2 tablespoons olive oil
1 medium onion, chopped
3 garlic cloves, minced
2 jalapeño or serrano chiles, seeds and ribs removed, and chopped
2 tablespoons chili powder
11/2 tablespoons ground cumin
2 (15-ounce) cans black beans, drained and rinsed
1/2 cup chopped fresh cilantro
1/2 cup water
Salt and freshly ground black pepper to taste
3 cups vegetable oil for frying
For dipping:
1 cup Creamy Chipotle Sauce or bottled salsa
1. Heat olive oil in a heavy large skillet over medium-high heat. Add onion, garlic, and chiles and cook, stirring frequently, for 3 minutes, or until onion is translucent. Add chili powder and cumin and cook, stirring constantly, for 1 minute. Add black beans, cilantro, and water. Bring to a boil and simmer mixture, stirring frequently, for 3 minutes.
2. Transfer mixture to a food processor and puree.

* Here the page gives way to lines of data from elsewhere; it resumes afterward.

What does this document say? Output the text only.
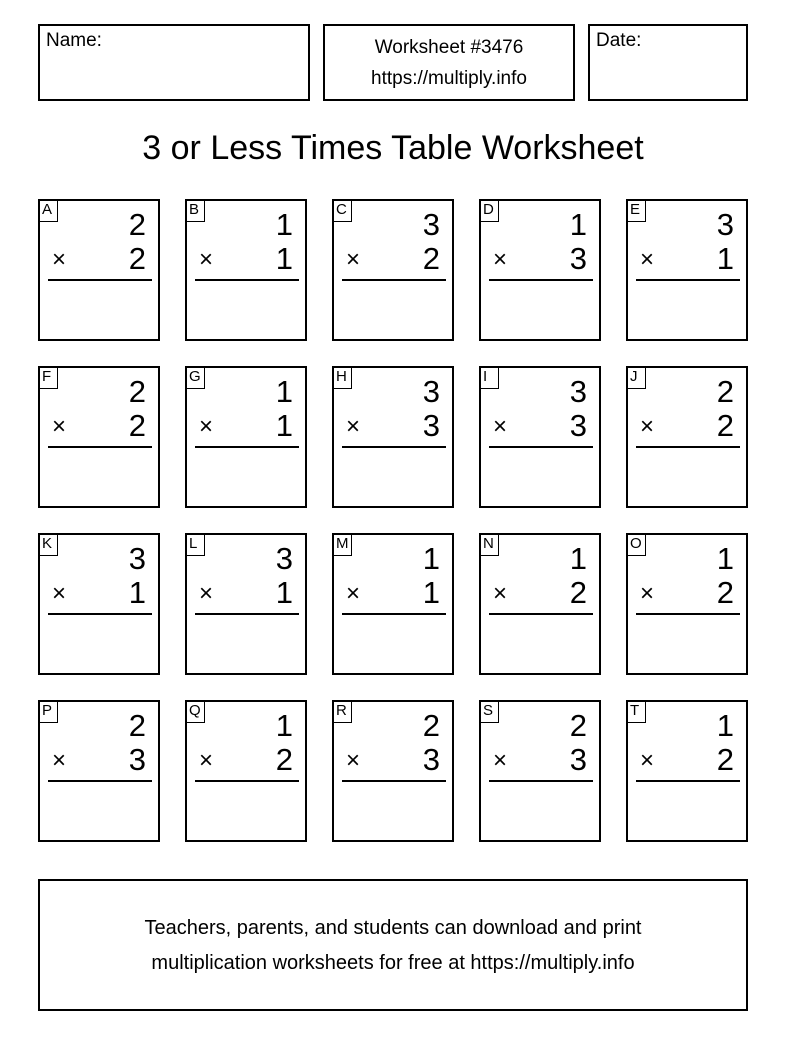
Name:	Worksheet #3476
https://multiply.info
Date:
3 or Less Times Table Worksheet
A 2
× 2
B 1
× 1
C 3
× 2
D 1
× 3
E 3
× 1
F	2
× 2
G 1
× 1
H 3
× 3
I	3
× 3
J	2
× 2
K 3
× 1
L	3
× 1
M 1
× 1
N 1
× 2
O 1
× 2
P 2
× 3
Q 1
× 2
R 2
× 3
S 2
× 3
T	1
× 2
Teachers, parents, and students can download and print
multiplication worksheets for free at https://multiply.info
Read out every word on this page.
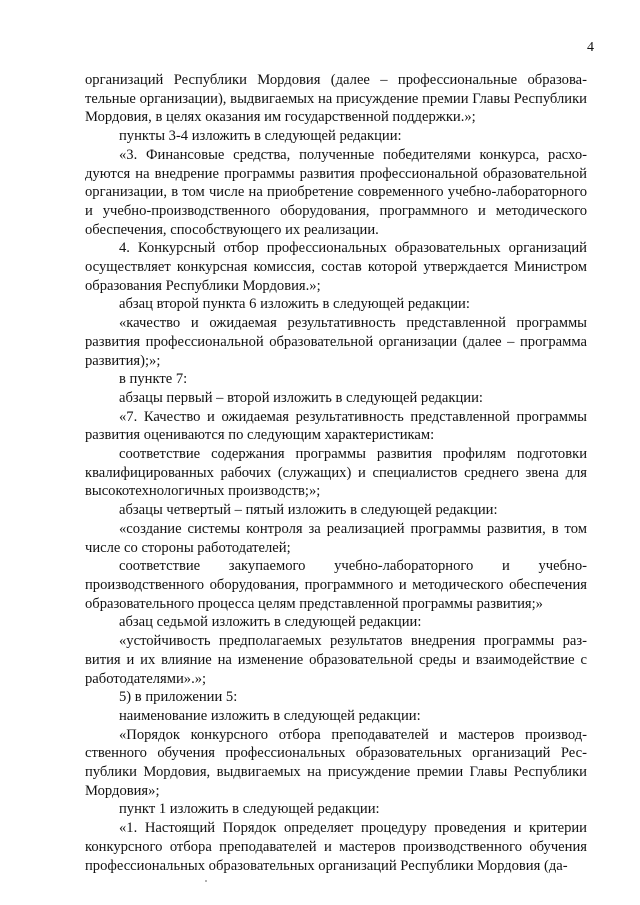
4

организаций Республики Мордовия (далее – профессиональные образовательные организации), выдвигаемых на присуждение премии Главы Республики Мордовия, в целях оказания им государственной поддержки.»;

пункты 3-4 изложить в следующей редакции:

«3. Финансовые средства, полученные победителями конкурса, расходуются на внедрение программы развития профессиональной образовательной организации, в том числе на приобретение современного учебно-лабораторного и учебно-производственного оборудования, программного и методического обеспечения, способствующего их реализации.

4. Конкурсный отбор профессиональных образовательных организаций осуществляет конкурсная комиссия, состав которой утверждается Министром образования Республики Мордовия.»;

абзац второй пункта 6 изложить в следующей редакции:

«качество и ожидаемая результативность представленной программы развития профессиональной образовательной организации (далее – программа развития);»;

в пункте 7:

абзацы первый – второй изложить в следующей редакции:

«7. Качество и ожидаемая результативность представленной программы развития оцениваются по следующим характеристикам:

соответствие содержания программы развития профилям подготовки квалифицированных рабочих (служащих) и специалистов среднего звена для высокотехнологичных производств;»;

абзацы четвертый – пятый изложить в следующей редакции:

«создание системы контроля за реализацией программы развития, в том числе со стороны работодателей;

соответствие закупаемого учебно-лабораторного и учебно-производственного оборудования, программного и методического обеспечения образовательного процесса целям представленной программы развития;»

абзац седьмой изложить в следующей редакции:

«устойчивость предполагаемых результатов внедрения программы развития и их влияние на изменение образовательной среды и взаимодействие с работодателями».»;

5) в приложении 5:

наименование изложить в следующей редакции:

«Порядок конкурсного отбора преподавателей и мастеров производственного обучения профессиональных образовательных организаций Республики Мордовия, выдвигаемых на присуждение премии Главы Республики Мордовия»;

пункт 1 изложить в следующей редакции:

«1. Настоящий Порядок определяет процедуру проведения и критерии конкурсного отбора преподавателей и мастеров производственного обучения профессиональных образовательных организаций Республики Мордовия (да-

Scrape mixture into a mixing bowl, and season to taste with salt and pepper. Form mixture into 1-inch balls, and refrigerate for 30 minutes, tightly covered with plastic wrap. Heat oil in a saucepan over medium-high heat to a temperature of 375°F.
3. Add black bean balls, being careful not to crowd the pan. Cook black bean balls for 3 minutes, or until browned. Remove black bean balls from the pan with a slotted spoon, and drain well on paper towels. Serve immediately, accompanied by a bowl of Creamy Chipotle Sauce for dipping.
Note: The black bean balls can be prepared for frying up to 1 day in advance and refrigerated, tightly covered. They can also be fried in advance; reheat them in a 400°F oven for 5 to 7 minutes, or until hot and crusty again.